Younes Magdy, Giannouli Eleni
Sleep Disorders Centre, Misericordia Health Centre, University of Manitoba, Winnipeg, Canada.
J Clin Sleep Med. 2020 Mar 15;16(3):389-399. doi: 10.5664/jcsm.8214. Epub 2020 Jan 14.
It is uncertain whether obstructive apnea (OSA) or periodic limb movements (PLMs) contribute to excessive wake time (EWT) when EWT and these disorders coexist. We hypothesized that such EWT is an independent disorder related to central regulation of sleep depth. Accordingly, we compared sleep depth in patients with EWT and OSA/PLMs (EWT+P) with patients with EWT and no OSA/PLMs (EWT-NP) and patients with a normal wake time.

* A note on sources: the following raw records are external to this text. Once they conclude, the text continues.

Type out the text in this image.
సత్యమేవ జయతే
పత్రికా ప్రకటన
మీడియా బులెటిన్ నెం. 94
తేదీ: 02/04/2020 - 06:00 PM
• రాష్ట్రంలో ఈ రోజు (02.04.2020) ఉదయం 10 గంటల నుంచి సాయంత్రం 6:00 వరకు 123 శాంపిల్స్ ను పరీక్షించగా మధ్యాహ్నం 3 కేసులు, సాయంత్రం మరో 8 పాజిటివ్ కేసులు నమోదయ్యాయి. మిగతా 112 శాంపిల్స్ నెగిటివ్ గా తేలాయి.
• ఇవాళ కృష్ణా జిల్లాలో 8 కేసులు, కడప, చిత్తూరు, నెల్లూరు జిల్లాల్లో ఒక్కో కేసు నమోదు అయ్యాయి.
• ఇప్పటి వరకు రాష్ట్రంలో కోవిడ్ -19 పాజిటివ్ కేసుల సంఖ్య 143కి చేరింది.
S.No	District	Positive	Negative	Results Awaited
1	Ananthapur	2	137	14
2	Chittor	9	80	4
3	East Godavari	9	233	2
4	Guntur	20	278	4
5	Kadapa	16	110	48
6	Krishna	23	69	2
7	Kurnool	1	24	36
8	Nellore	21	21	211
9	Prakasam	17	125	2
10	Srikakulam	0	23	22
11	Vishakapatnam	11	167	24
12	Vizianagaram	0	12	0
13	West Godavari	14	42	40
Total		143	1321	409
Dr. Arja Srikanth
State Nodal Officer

A total of 267 participants were divided into five groups: (1) EWT+P: n = 100 (wake time > 20% total recording time; TRT) with OSA (apnea-hypopnea index 5-110 events/h) and/or PLMs (PLM index 10-151 events/h); (2) EWT-NP: n = 49 (wake time > 20%TRT), no associated pathology; (3) normal wake time (NWT)+P: n = 54 (wake time < 20%TRT, with OSA/PLMs); (4) NWT-NP: n = 26; (5) Healthy participants: n = 38 (no sleep complaints, NWT and no OSA/PLMs). Sleep depth was evaluated by the odds ratio product (ORP; 0 = deep sleep, 2.5 = fully alert). We also measured ORP in the 9 seconds immediately following arousals (ORP-9) to distinguish between peripheral and central mechanisms of light sleep.
ORP during sleep was higher (lighter sleep) in both EWT groups than in the three NWT groups (P < 1E-11) with no difference between those with and those without OSA/PLMs. ORP-9 was also significantly higher in the EWT groups than in the NWT groups (P < 1E-19), also with no difference between those with and without OSA/PLMs, indicating that the lighter sleep was of central origin. There were highly significant correlations between wake time and ORP-9 across all groups (P < 1E-35).
EWT associated with OSA/PLMs is independent of OSA/PLMs and related to abnormal central regulation of sleep depth.
当过度觉醒时间(EWT)与阻塞性睡眠呼吸暂停(OSA)或周期性肢体运动(PLMs)共存时,尚不确定OSA或PLMs是否会导致EWT。我们假设这种EWT是一种与睡眠深度的中枢调节相关的独立疾病。因此,我们比较了患有EWT和OSA/PLMs(EWT + P)的患者、患有EWT但无OSA/PLMs(EWT - NP)的患者以及觉醒时间正常的患者的睡眠深度。
总共267名参与者被分为五组:(1)EWT + P:n = 100(觉醒时间>总记录时间的20%;TRT),伴有OSA(呼吸暂停低通气指数为5 - 110次/小时)和/或PLMs(PLM指数为10 - 151次/小时);(2)EWT - NP:n = 49(觉醒时间>20%TRT),无相关病理情况;(3)正常觉醒时间(NWT)+ P:n = 54(觉醒时间<20%TRT,伴有OSA/PLMs);(4)NWT - NP:n = 26;(5)健康参与者:n = 38(无睡眠主诉,NWT且无OSA/PLMs)。通过优势比乘积(ORP;0 = 深度睡眠,2.5 = 完全清醒)评估睡眠深度。我们还测量了觉醒后紧接着的9秒内的ORP(ORP - 9),以区分浅睡眠的外周机制和中枢机制。
两个EWT组睡眠期间的ORP均高于三个NWT组(P < 1E - 11),有OSA/PLMs组和无OSA/PLMs组之间无差异。EWT组的ORP - 9也显著高于NWT组(P < 1E - 19),有OSA/PLMs组和无OSA/PLMs组之间同样无差异,表明浅睡眠源于中枢。所有组的觉醒时间与ORP - 9之间存在高度显著的相关性(P < 1E - 35)。
与OSA/PLMs相关的EWT独立于OSA/PLMs,且与睡眠深度的中枢调节异常有关。